Data available from the early days of the pandemic have focused on the pre-existing conditions of black and brown communities and how they have contributed to the disproportionate impact of coronavirus on these groups, said Daniel Carrión, postdoctoral research fellow at the Icahn School of Medicine in Mount Sinai. His team wanted to explore factors that preceded the conditions, such as socioeconomic problems, and support those links to the data, he said.

The study showed that zip codes with higher numbers of people per family and a higher number of essential workers who could not work remotely, and those in which residents largely lacked stable insurance, had infection rates. Covid-19 higher and more serious diseases. Those neighborhoods were also associated with a lower average income, less food per 1,000 people and a higher population density.
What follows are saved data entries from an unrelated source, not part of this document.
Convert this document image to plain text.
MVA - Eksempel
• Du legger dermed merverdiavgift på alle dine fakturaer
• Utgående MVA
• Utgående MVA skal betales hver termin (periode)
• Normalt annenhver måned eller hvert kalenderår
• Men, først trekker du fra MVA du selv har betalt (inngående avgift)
Although the study constructed its inequity index to exclude race as a variable, when the results were retroactively distributed to reveal race composition and ethnicity, higher inequities were faced by black and brown communities. .

“Running alone is not a factor for inequity,” Carrión said. “But it is the structural barriers and social conditions that color communities are exposed to on this account because of Covid’s unequal impact.”


Although the index should still be validated with future studies, he said, it could end up being a tool to help policy makers find appropriate approaches to dealing with health crises.

“In this pandemic, the solution was to stay home and work remotely, but clearly a lot of New Yorkers couldn’t do that,” Carrión said. The index can reveal which factors matter most per quarter, allowing for a stratified approach, he added.

The index also plays into access to vaccines.

“As different communities had different reasons for their barriers to accessing health care, they also had different reasons for being unable to access vaccines,” Carrión said.

This story first appeared in our sister publication, Crain’s New York Business.